A deposit of $1000 is made at the beginning of each month in an account at an annual interest rate of 3% compounded monthly. The balance in the account after n months is

An = 1,000(401)(1.0025^n - 1).

(a) Compute the first six terms of the sequence {An}.

(b) Find the balance in the account after 5 years by computing the 60th term of the sequence.

(c) Find the balance in the account after 30 years by computing the 360th term of the sequence.

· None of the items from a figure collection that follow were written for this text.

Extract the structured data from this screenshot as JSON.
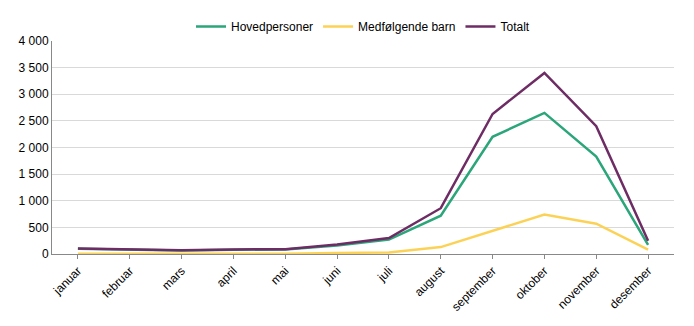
{
  "chart_data": {
    "type": "line",
    "categories": [
      "januar",
      "februar",
      "mars",
      "april",
      "mai",
      "juni",
      "juli",
      "august",
      "september",
      "oktober",
      "november",
      "desember"
    ],
    "series": [
      {
        "name": "Hovedpersoner",
        "color": "#2ba57a",
        "values": [
          100,
          80,
          65,
          80,
          85,
          160,
          270,
          720,
          2200,
          2650,
          1830,
          170
        ]
      },
      {
        "name": "Medfølgende barn",
        "color": "#fcd256",
        "values": [
          5,
          5,
          5,
          5,
          5,
          20,
          30,
          130,
          440,
          740,
          570,
          80
        ]
      },
      {
        "name": "Totalt",
        "color": "#6e2c64",
        "values": [
          105,
          85,
          70,
          85,
          90,
          180,
          300,
          860,
          2630,
          3400,
          2400,
          250
        ]
      }
    ],
    "ylim": [
      0,
      4000
    ],
    "yticks": [
      0,
      500,
      {
        "value": 1000,
        "label": "1 000"
      },
      {
        "value": 1500,
        "label": "1 500"
      },
      {
        "value": 2000,
        "label": "2 000"
      },
      {
        "value": 2500,
        "label": "2 500"
      },
      {
        "value": 3000,
        "label": "3 000"
      },
      {
        "value": 3500,
        "label": "3 500"
      },
      {
        "value": 4000,
        "label": "4 000"
      }
    ],
    "grid": true,
    "legend": "top"
  }
}
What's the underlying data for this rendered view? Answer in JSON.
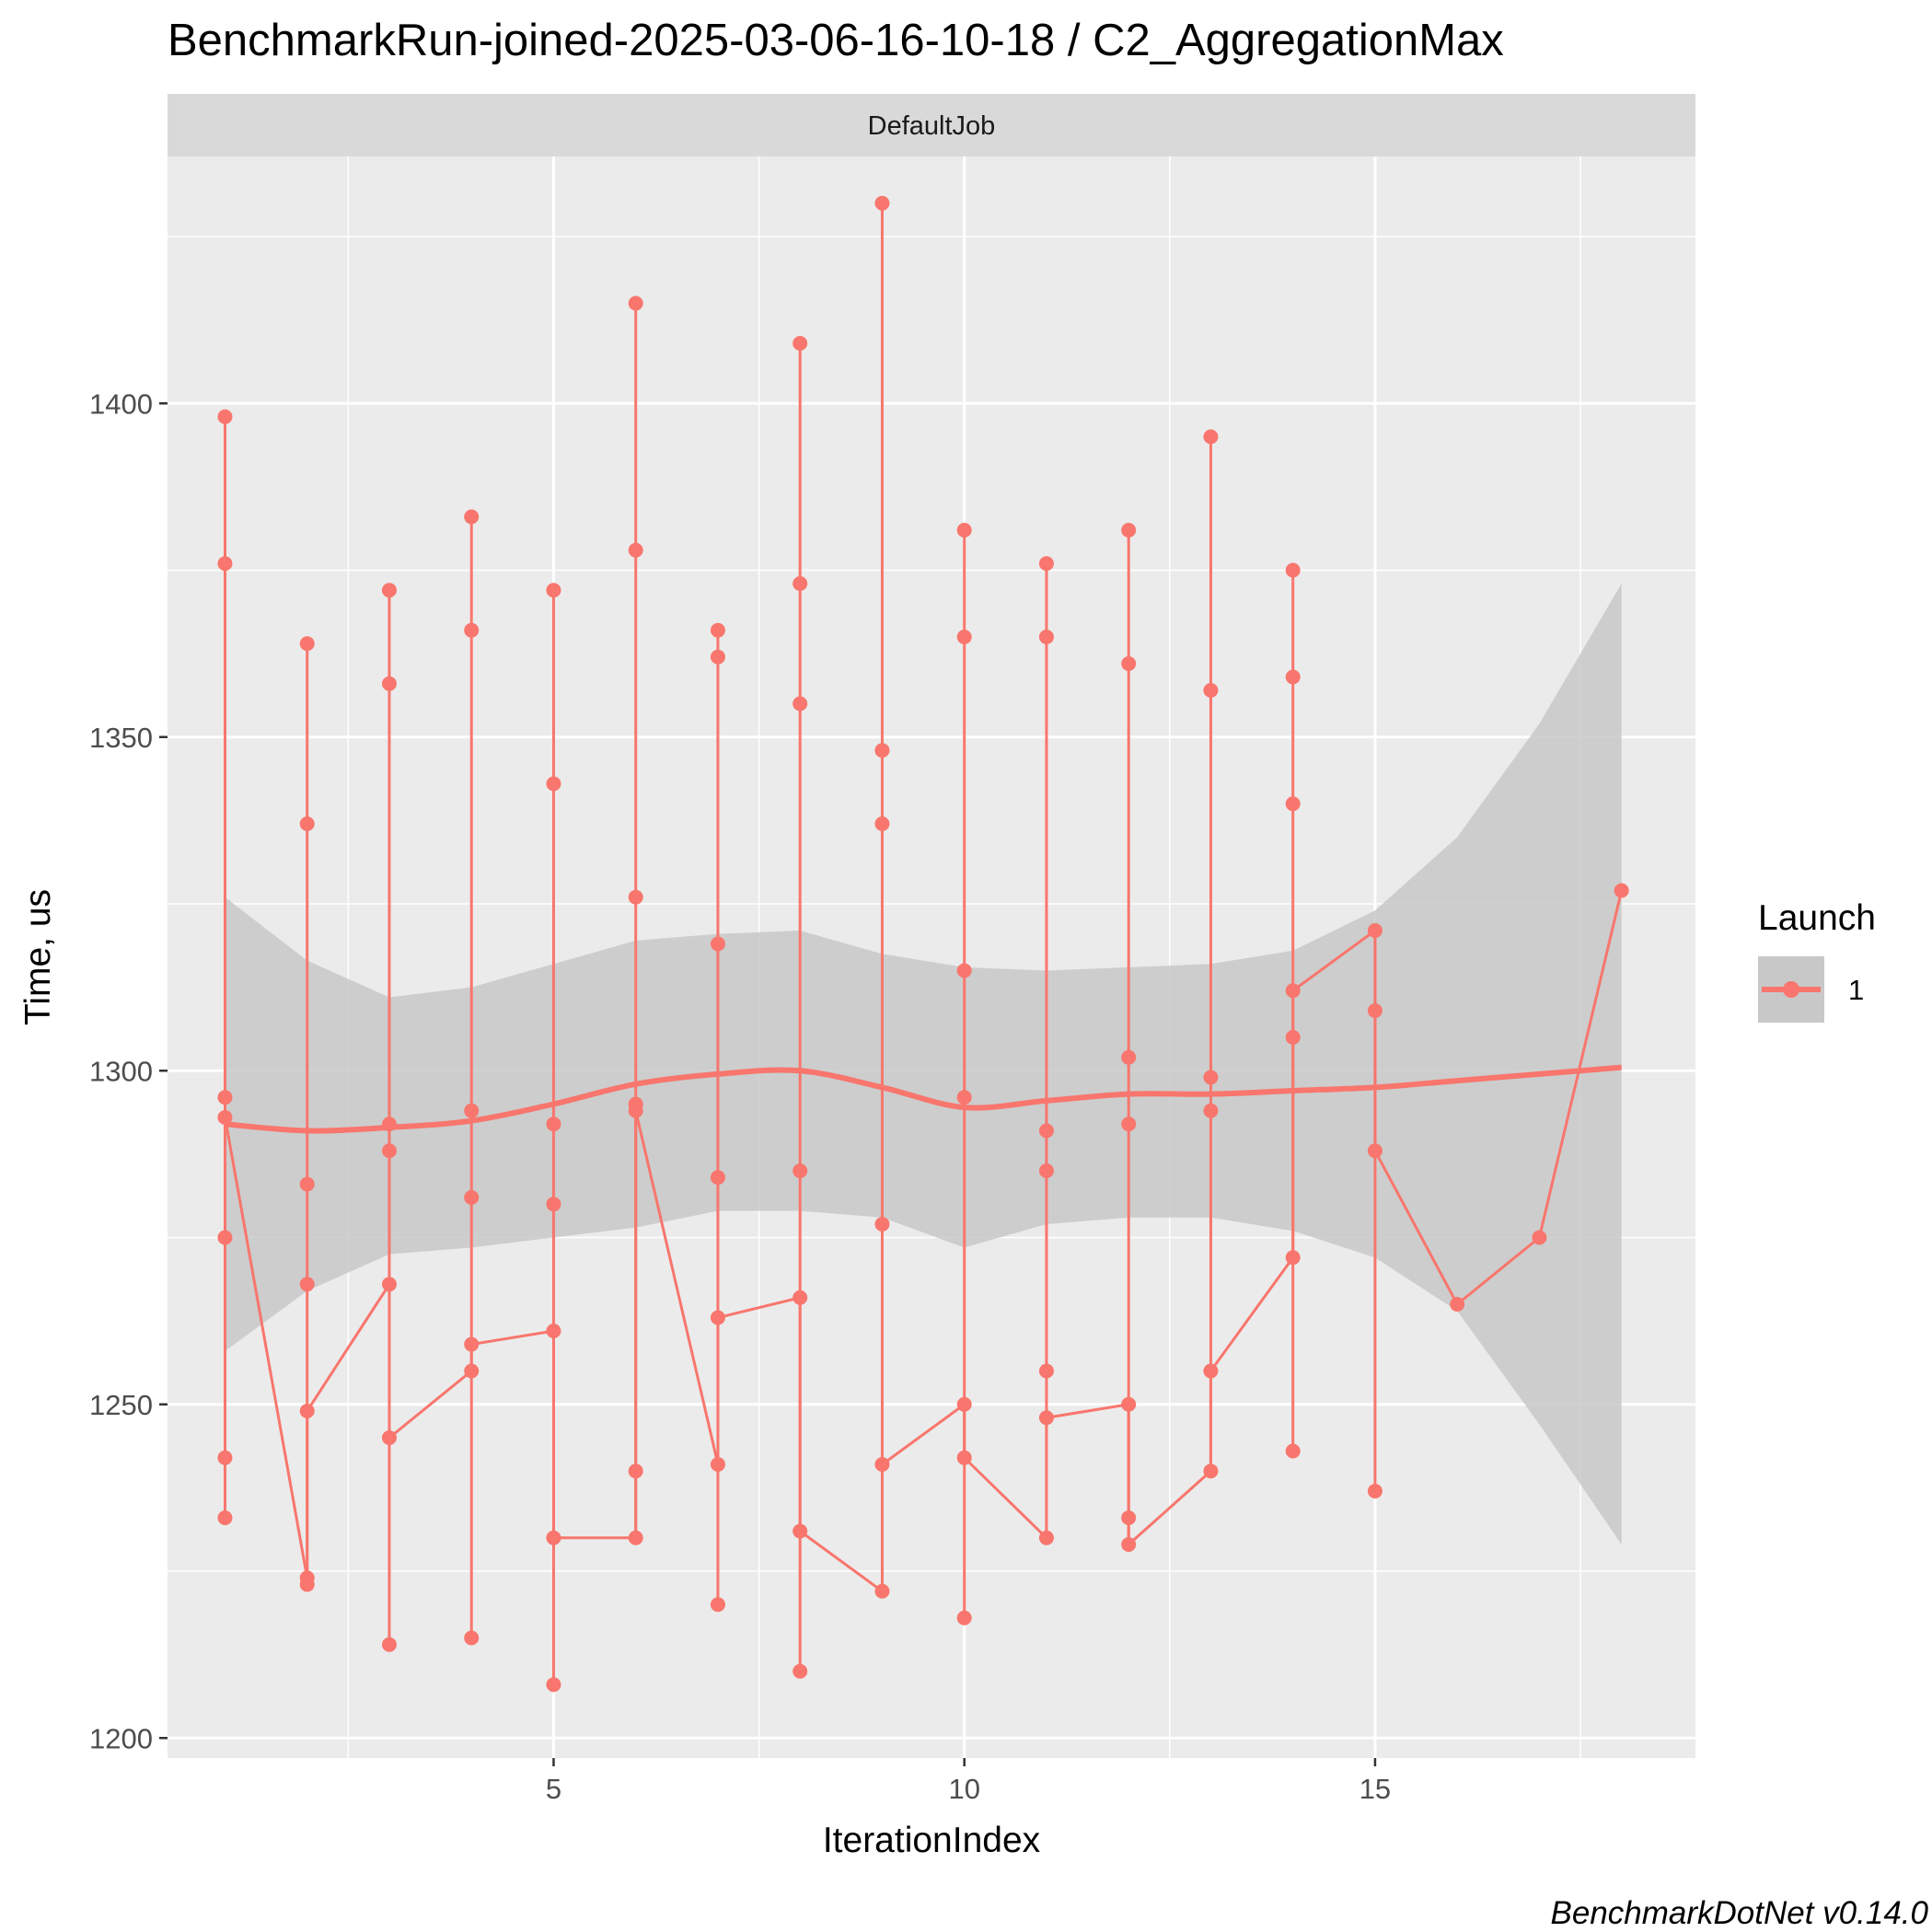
{
  "chart_data": {
    "type": "line",
    "title": "BenchmarkRun-joined-2025-03-06-16-10-18 / C2_AggregationMax",
    "facet": "DefaultJob",
    "xlabel": "IterationIndex",
    "ylabel": "Time, us",
    "caption": "BenchmarkDotNet v0.14.0",
    "xlim": [
      0.3,
      18.9
    ],
    "ylim": [
      1197,
      1437
    ],
    "x_ticks": [
      5,
      10,
      15
    ],
    "x_tick_labels": [
      "5",
      "10",
      "15"
    ],
    "y_ticks": [
      1200,
      1250,
      1300,
      1350,
      1400
    ],
    "y_tick_labels": [
      "1200",
      "1250",
      "1300",
      "1350",
      "1400"
    ],
    "grid": true,
    "legend": {
      "title": "Launch",
      "entries": [
        "1"
      ],
      "position": "right"
    },
    "colors": {
      "series": "#f8766d",
      "ribbon": "#c8c8c8",
      "panel": "#ebebeb",
      "strip": "#d9d9d9",
      "grid": "#ffffff"
    },
    "series": [
      {
        "name": "1",
        "iterations": [
          {
            "x": 1,
            "values": [
              1398,
              1376,
              1296,
              1293,
              1275,
              1242,
              1233
            ]
          },
          {
            "x": 2,
            "values": [
              1364,
              1337,
              1283,
              1268,
              1249,
              1224,
              1223
            ]
          },
          {
            "x": 3,
            "values": [
              1372,
              1358,
              1292,
              1288,
              1268,
              1245,
              1214
            ]
          },
          {
            "x": 4,
            "values": [
              1383,
              1366,
              1294,
              1281,
              1259,
              1255,
              1215
            ]
          },
          {
            "x": 5,
            "values": [
              1372,
              1343,
              1292,
              1280,
              1261,
              1230,
              1208
            ]
          },
          {
            "x": 6,
            "values": [
              1415,
              1378,
              1326,
              1295,
              1294,
              1240,
              1230
            ]
          },
          {
            "x": 7,
            "values": [
              1366,
              1362,
              1319,
              1284,
              1263,
              1241,
              1220
            ]
          },
          {
            "x": 8,
            "values": [
              1409,
              1373,
              1355,
              1285,
              1266,
              1231,
              1210
            ]
          },
          {
            "x": 9,
            "values": [
              1430,
              1348,
              1337,
              1277,
              1241,
              1222
            ]
          },
          {
            "x": 10,
            "values": [
              1381,
              1365,
              1315,
              1296,
              1250,
              1242,
              1218
            ]
          },
          {
            "x": 11,
            "values": [
              1376,
              1365,
              1291,
              1285,
              1255,
              1248,
              1230
            ]
          },
          {
            "x": 12,
            "values": [
              1381,
              1361,
              1302,
              1292,
              1250,
              1233,
              1229
            ]
          },
          {
            "x": 13,
            "values": [
              1395,
              1357,
              1299,
              1294,
              1255,
              1240
            ]
          },
          {
            "x": 14,
            "values": [
              1375,
              1359,
              1340,
              1312,
              1305,
              1272,
              1243
            ]
          },
          {
            "x": 15,
            "values": [
              1321,
              1309,
              1288,
              1237
            ]
          },
          {
            "x": 16,
            "values": [
              1265
            ]
          },
          {
            "x": 17,
            "values": [
              1275
            ]
          },
          {
            "x": 18,
            "values": [
              1327
            ]
          }
        ],
        "launch_path": [
          [
            1,
            1293
          ],
          [
            2,
            1224
          ],
          [
            2,
            1249
          ],
          [
            3,
            1268
          ],
          [
            3,
            1245
          ],
          [
            4,
            1255
          ],
          [
            4,
            1259
          ],
          [
            5,
            1261
          ],
          [
            5,
            1230
          ],
          [
            6,
            1230
          ],
          [
            6,
            1294
          ],
          [
            7,
            1241
          ],
          [
            7,
            1263
          ],
          [
            8,
            1266
          ],
          [
            8,
            1231
          ],
          [
            9,
            1222
          ],
          [
            9,
            1241
          ],
          [
            10,
            1250
          ],
          [
            10,
            1242
          ],
          [
            11,
            1230
          ],
          [
            11,
            1248
          ],
          [
            12,
            1250
          ],
          [
            12,
            1229
          ],
          [
            13,
            1240
          ],
          [
            13,
            1255
          ],
          [
            14,
            1272
          ],
          [
            14,
            1312
          ],
          [
            15,
            1321
          ],
          [
            15,
            1288
          ],
          [
            16,
            1265
          ],
          [
            17,
            1275
          ],
          [
            18,
            1327
          ]
        ],
        "smooth": {
          "x": [
            1,
            2,
            3,
            4,
            5,
            6,
            7,
            8,
            9,
            10,
            11,
            12,
            13,
            14,
            15,
            16,
            17,
            18
          ],
          "fit": [
            1292,
            1291,
            1291.5,
            1292.5,
            1295,
            1298,
            1299.5,
            1300,
            1297.5,
            1294.5,
            1295.5,
            1296.5,
            1296.5,
            1297,
            1297.5,
            1298.5,
            1299.5,
            1300.5
          ],
          "lower": [
            1258,
            1267,
            1272.5,
            1273.5,
            1275,
            1276.5,
            1279,
            1279,
            1278,
            1273.5,
            1277,
            1278,
            1278,
            1276,
            1272,
            1264,
            1247,
            1229
          ],
          "upper": [
            1326,
            1316.5,
            1311,
            1312.5,
            1316,
            1319.5,
            1320.5,
            1321,
            1317.5,
            1315.5,
            1315,
            1315.5,
            1316,
            1318,
            1324,
            1335,
            1352,
            1373
          ]
        }
      }
    ]
  }
}
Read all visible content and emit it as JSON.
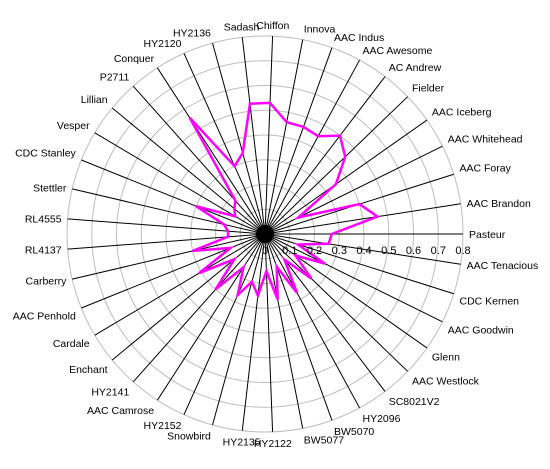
{
  "chart_data": {
    "type": "radar",
    "title": "",
    "rlim": [
      0,
      0.8
    ],
    "radial_ticks": [
      "0",
      "0.1",
      "0.2",
      "0.3",
      "0.4",
      "0.5",
      "0.6",
      "0.7",
      "0.8"
    ],
    "grid": true,
    "legend": "none",
    "series_color": "#ff00ff",
    "categories": [
      "Pasteur",
      "AAC Brandon",
      "AAC Foray",
      "AAC Whitehead",
      "AAC Iceberg",
      "Fielder",
      "AC Andrew",
      "AAC Awesome",
      "AAC Indus",
      "Innova",
      "Chiffon",
      "Sadash",
      "HY2136",
      "HY2120",
      "Conquer",
      "P2711",
      "Lillian",
      "Vesper",
      "CDC Stanley",
      "Stettler",
      "RL4555",
      "RL4137",
      "Carberry",
      "AAC Penhold",
      "Cardale",
      "Enchant",
      "HY2141",
      "AAC Camrose",
      "HY2152",
      "Snowbird",
      "HY2135",
      "HY2122",
      "BW5077",
      "BW5070",
      "HY2096",
      "SC8021V2",
      "AAC Westlock",
      "Glenn",
      "AAC Goodwin",
      "CDC Kernen",
      "AAC Tenacious"
    ],
    "series": [
      {
        "values": [
          0.27,
          0.46,
          0.4,
          0.15,
          0.35,
          0.45,
          0.5,
          0.45,
          0.46,
          0.46,
          0.53,
          0.53,
          0.34,
          0.3,
          0.56,
          0.18,
          0.16,
          0.14,
          0.3,
          0.17,
          0.15,
          0.15,
          0.3,
          0.15,
          0.31,
          0.16,
          0.3,
          0.16,
          0.27,
          0.2,
          0.25,
          0.15,
          0.27,
          0.14,
          0.27,
          0.13,
          0.26,
          0.15,
          0.27,
          0.14,
          0.26
        ]
      }
    ]
  }
}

To compute the first six terms of the sequence {An}, we can substitute the values of n from 1 to 6 into the given formula: An = 1,000(401)(1.0025^n - 1).

(a)
Substituting n = 1, 2, 3, 4, 5, and 6 into the formula:
A1 = 1,000(401)(1.0025^1 - 1) = $401.00
A2 = 1,000(401)(1.0025^2 - 1) = $1,204.76
A3 = 1,000(401)(1.0025^3 - 1) = $2,412.05
A4 = 1,000(401)(1.0025^4 - 1) = $4,032.14
A5 = 1,000(401)(1.0025^5 - 1) = $6,065.73
A6 = 1,000(401)(1.0025^6 - 1) = $8,513.23

Therefore, the first six terms of the sequence are: $401.00, $1,204.76, $2,412.05, $4,032.14, $6,065.73, $8,513.23.

(b)
To find the balance in the account after 5 years, we need to compute the 60th term of the sequence. Since the interest is compounded monthly, we have 12 months in a year. Therefore, 5 years will be 5 x 12 = 60 months.

Substituting n = 60 into the formula:
A60 = 1,000(401)(1.0025^60 - 1)
Using a calculator, we can evaluate this expression to get the balance in the account after 5 years.

(c)
To find the balance in the account after 30 years, we need to compute the 360th term of the sequence. Since the interest is compounded monthly, we have 12 months in a year. Therefore, 30 years will be 30 x 12 = 360 months.

Substituting n = 360 into the formula:
A360 = 1,000(401)(1.0025^360 - 1)
Using a calculator, we can evaluate this expression to get the balance in the account after 30 years.